Über Umwege erfuhr die Polizei von einem schweren Motorradunfall, der für einen 46-Jährigen im Koma endete. Gerüchteweise soll der Mann gestürzt und später im Amstettner Spital ins Koma versetzt worden sein, allerdings habe niemand Anzeige bei der Polizei erstattet.
Die Beamten fanden heraus, dass das Unfallopfer auf der Intensivstation, in einem künstlichen Koma liegt.
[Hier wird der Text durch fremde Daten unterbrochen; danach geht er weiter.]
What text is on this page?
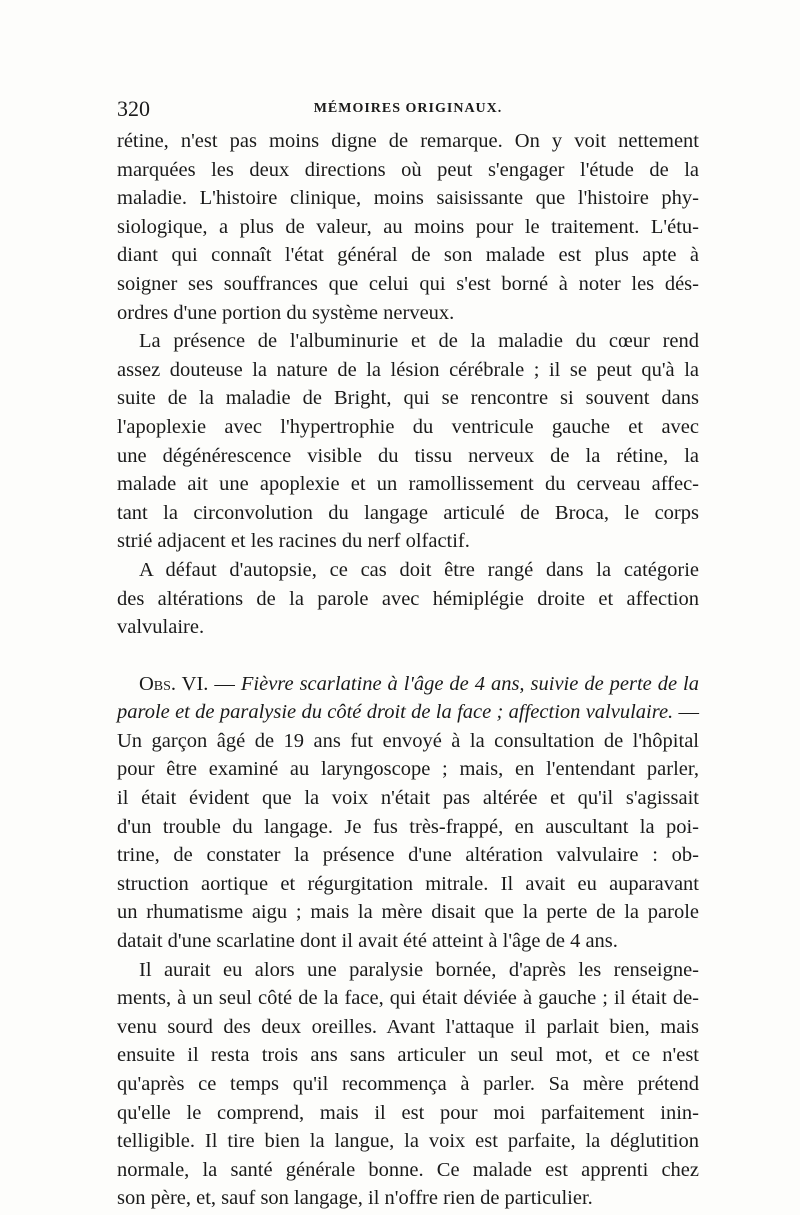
320	MÉMOIRES ORIGINAUX.
rétine, n'est pas moins digne de remarque. On y voit nettement
marquées les deux directions où peut s'engager l'étude de la
maladie. L'histoire clinique, moins saisissante que l'histoire phy-
siologique, a plus de valeur, au moins pour le traitement. L'étu-
diant qui connaît l'état général de son malade est plus apte à
soigner ses souffrances que celui qui s'est borné à noter les dés-
ordres d'une portion du système nerveux.
La présence de l'albuminurie et de la maladie du cœur rend
assez douteuse la nature de la lésion cérébrale ; il se peut qu'à la
suite de la maladie de Bright, qui se rencontre si souvent dans
l'apoplexie avec l'hypertrophie du ventricule gauche et avec
une dégénérescence visible du tissu nerveux de la rétine, la
malade ait une apoplexie et un ramollissement du cerveau affec-
tant la circonvolution du langage articulé de Broca, le corps
strié adjacent et les racines du nerf olfactif.
A défaut d'autopsie, ce cas doit être rangé dans la catégorie
des altérations de la parole avec hémiplégie droite et affection
valvulaire.
Obs. VI. — Fièvre scarlatine à l'âge de 4 ans, suivie de perte de la
parole et de paralysie du côté droit de la face ; affection valvulaire. —
Un garçon âgé de 19 ans fut envoyé à la consultation de l'hôpital
pour être examiné au laryngoscope ; mais, en l'entendant parler,
il était évident que la voix n'était pas altérée et qu'il s'agissait
d'un trouble du langage. Je fus très-frappé, en auscultant la poi-
trine, de constater la présence d'une altération valvulaire : ob-
struction aortique et régurgitation mitrale. Il avait eu auparavant
un rhumatisme aigu ; mais la mère disait que la perte de la parole
datait d'une scarlatine dont il avait été atteint à l'âge de 4 ans.
Il aurait eu alors une paralysie bornée, d'après les renseigne-
ments, à un seul côté de la face, qui était déviée à gauche ; il était de-
venu sourd des deux oreilles. Avant l'attaque il parlait bien, mais
ensuite il resta trois ans sans articuler un seul mot, et ce n'est
qu'après ce temps qu'il recommença à parler. Sa mère prétend
qu'elle le comprend, mais il est pour moi parfaitement inin-
telligible. Il tire bien la langue, la voix est parfaite, la déglutition
normale, la santé générale bonne. Ce malade est apprenti chez
son père, et, sauf son langage, il n'offre rien de particulier.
Der 46-Jährige wird Angaben des behandelnden Arztes noch längere Zeit nicht ansprechbar sein. Er erlitt einen Schlüsselbeinbruch, eine eingerissene Milz, multiple Rippenbrüche und eine ausblutende Niere.
Bei den Angehörigen des Schwerverletzten konnte die Polizei dann in Erfahrung bringen, dass die Familie den Mann am 18. August zu Mittag direkt vom Unfallort in der Brunnerstraße abgeholt hatte. Er habe sich zuerst geweigert, sich behandeln zu lassen, hatte sich dann aber offenbar doch überreden lassen.
Als er noch ansprechbar war, hatte der 46-Jährige angegeben, von einem Fahrzeug geschnitten worden zu sein. An Unfallort und Moped konnte die Polizei wenig Verdächtiges finden. Ob es tatsächlich ein zweites Fahrzeug gab, wird die Polizei wohl erst erfahren, wenn der Mann wieder aus dem Koma erwacht. Anzeige wurde auch bis Mittwoch nicht erstattet.